I have often urged my dad to write a book. The man reads more voraciously than anyone I’ve ever known and retains much of what he reads. This combined with his already-prodigious gift for writing would make him a natural author, or so his family says. Dad will usually joke that he doesn’t have anything new to say but we know better.
My dad grew up in Cincinnati, Ohio as the youngest son of three children. His father was a WWI veteran who had a serious problem with alcohol. Because of this, I don’t think dad got the fathering he deserved. But in spite of that, he had a happy childhood under his loving mother’s guidance and with his many boyhood friends. I relished listening to dad’s stories of mayhem and mischief when kids ran freer than they do today. He would tell about going out in the woods behind their home with a BB gun and the whole day ahead of him. Inevitably, the story would end with him and his buddies running away from someone or falling off a roof and just barely escaping punishment from some humorless authority figure.
He joined the Army in 1957 and attended the Army Language School at the Presidio of Monterey in California. His Army adventures even took him right here to Fort Hood where he got involved in “special services,” basically playing sports for the Army as a full-time job. He also worked in a message center in Korea as well as a variety of other jobs, including battalion mail clerk (a position I smile at because to this day, he loves receiving mail).
His favorite sports memory was struggling to score against Green Bay Packer Ray Nitzke in a basketball game.
After he and mother got engaged and he had already left the service, he was recalled for the Berlin Crisis in 1961. At that time he was trying to finish his bachelor’s degree at Miami University and the interruption—as well as the unexpected separation from my Mom—devastated him. But luckily, the redeployment was short-lived and my folks were married in 1962.
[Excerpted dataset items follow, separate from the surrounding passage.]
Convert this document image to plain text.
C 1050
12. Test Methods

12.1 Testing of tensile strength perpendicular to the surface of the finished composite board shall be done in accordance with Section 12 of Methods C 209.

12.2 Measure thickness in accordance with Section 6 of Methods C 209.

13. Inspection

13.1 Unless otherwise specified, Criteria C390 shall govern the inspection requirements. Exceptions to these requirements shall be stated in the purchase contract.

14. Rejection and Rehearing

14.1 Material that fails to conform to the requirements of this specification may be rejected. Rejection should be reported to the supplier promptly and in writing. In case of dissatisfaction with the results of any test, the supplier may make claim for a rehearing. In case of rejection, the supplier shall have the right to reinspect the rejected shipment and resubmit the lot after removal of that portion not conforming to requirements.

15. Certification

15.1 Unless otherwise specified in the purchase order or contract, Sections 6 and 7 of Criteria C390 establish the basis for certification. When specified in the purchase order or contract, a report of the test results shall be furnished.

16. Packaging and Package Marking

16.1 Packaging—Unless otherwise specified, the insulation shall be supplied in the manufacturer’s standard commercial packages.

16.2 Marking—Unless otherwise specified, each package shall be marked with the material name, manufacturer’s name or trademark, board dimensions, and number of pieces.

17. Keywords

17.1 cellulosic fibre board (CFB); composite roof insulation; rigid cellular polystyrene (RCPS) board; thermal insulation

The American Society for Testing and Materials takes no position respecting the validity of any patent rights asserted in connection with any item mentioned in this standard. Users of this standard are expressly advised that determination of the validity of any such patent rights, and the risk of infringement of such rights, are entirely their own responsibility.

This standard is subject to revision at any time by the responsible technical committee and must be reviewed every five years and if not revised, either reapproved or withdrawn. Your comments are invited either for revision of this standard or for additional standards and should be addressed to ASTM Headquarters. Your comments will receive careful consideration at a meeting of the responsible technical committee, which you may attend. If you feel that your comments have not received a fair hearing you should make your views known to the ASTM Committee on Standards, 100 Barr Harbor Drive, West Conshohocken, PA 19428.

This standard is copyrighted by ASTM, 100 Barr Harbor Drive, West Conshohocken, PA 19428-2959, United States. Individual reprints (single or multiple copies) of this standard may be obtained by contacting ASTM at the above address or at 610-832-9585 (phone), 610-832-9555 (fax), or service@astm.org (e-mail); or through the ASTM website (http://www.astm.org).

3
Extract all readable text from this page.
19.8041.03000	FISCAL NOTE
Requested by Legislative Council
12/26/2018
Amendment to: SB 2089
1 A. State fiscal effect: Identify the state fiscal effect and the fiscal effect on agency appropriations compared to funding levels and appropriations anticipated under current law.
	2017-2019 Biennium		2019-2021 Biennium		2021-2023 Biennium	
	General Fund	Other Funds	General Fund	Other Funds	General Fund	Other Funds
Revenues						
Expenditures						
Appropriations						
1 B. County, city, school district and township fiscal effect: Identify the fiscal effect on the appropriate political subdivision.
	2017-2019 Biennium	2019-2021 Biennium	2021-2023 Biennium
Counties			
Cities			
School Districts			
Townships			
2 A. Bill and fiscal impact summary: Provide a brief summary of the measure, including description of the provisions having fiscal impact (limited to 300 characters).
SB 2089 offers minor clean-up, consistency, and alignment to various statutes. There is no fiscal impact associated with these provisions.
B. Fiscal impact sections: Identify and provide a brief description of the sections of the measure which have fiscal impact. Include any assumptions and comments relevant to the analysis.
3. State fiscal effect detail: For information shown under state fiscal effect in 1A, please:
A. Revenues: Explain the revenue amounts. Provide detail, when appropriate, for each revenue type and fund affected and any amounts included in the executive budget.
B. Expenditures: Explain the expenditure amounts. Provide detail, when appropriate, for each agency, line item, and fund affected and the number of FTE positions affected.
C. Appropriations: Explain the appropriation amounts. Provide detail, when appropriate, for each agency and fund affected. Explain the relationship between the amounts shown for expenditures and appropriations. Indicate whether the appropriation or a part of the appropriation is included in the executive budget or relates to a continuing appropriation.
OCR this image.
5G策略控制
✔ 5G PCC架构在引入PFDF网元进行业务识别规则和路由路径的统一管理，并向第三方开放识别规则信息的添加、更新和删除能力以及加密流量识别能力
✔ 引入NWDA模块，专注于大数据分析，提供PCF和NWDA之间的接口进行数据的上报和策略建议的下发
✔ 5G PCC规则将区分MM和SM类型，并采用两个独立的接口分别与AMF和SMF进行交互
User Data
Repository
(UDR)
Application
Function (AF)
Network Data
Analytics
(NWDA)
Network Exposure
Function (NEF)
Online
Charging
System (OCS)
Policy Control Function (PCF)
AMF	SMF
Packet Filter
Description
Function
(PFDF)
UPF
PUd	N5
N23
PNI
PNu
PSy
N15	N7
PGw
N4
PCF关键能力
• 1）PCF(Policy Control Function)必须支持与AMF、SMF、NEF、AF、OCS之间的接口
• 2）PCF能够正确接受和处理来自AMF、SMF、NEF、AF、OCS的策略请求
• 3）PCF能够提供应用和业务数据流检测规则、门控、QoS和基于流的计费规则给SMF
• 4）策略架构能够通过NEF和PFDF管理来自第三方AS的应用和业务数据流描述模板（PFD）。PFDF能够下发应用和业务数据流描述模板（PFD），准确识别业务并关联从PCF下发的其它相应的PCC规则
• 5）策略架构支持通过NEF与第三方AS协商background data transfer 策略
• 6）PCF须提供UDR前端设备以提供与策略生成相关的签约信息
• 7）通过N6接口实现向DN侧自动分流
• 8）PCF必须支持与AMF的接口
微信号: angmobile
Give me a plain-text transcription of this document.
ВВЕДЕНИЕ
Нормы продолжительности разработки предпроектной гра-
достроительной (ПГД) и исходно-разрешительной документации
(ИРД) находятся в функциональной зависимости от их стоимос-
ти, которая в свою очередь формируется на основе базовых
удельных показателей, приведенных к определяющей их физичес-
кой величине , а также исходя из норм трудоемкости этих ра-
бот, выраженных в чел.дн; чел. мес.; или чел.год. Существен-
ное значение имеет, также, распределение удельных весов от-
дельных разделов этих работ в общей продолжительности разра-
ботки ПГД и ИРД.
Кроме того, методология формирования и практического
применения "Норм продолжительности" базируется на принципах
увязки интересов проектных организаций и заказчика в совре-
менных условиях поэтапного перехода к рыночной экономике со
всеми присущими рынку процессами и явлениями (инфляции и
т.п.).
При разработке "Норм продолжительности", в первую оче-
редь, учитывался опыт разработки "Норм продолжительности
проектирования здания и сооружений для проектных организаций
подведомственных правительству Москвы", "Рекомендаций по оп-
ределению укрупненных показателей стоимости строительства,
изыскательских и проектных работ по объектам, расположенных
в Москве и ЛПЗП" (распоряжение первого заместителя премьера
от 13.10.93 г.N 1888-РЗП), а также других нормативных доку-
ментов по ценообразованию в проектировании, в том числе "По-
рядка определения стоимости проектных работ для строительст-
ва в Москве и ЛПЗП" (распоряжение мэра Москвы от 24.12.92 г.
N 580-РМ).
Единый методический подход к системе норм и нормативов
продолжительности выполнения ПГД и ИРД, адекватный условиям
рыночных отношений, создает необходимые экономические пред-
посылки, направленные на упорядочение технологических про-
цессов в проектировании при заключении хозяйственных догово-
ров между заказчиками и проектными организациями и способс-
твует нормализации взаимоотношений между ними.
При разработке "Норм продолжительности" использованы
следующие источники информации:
My father had a unique parenting style. When my sisters and I were young, he was sometimes gruff and impatient with us—he would jokingly call us “men” and use Army terminology and lots of humor to get his points across. I can still recite colorful “limericks” (not printable here) dad would share with us, while my mom would mock-gasp and try to shush him. Although he was by no means the kind of father who called his girls “princesses,” we never doubted his love for us or his protectiveness. He made us laugh and instilled the importance of reading, critical thinking and problem-solving. I recall being at the dinner table and waiting for him to abruptly ask: “Learn anything?” to which my sister and I would struggle to come up with some interesting nugget from our school-day.
Dad has had a long love-affair with standard poodles. Currently he and my mom are on poodle number five, a black, rambunctious and thoroughly loveable 1-year-old named “Pete.” Before that was Dusty, Buff, Mandy and Della—each unique and wonderful in their own ways. At times, I think my father has related better to his dogs than to humans. (A phenomenon that I can truly understand, now that we have our dog Murphy).
Trying to pin my dad down in any particular way has always been difficult. He is a study in contrasts and as mercurial as the weather here in Texas. He is complex and he is simple. He is like nobody else's dad I know and I’m grateful for that...and love him dearly. Happy (belated) Birthday Dad!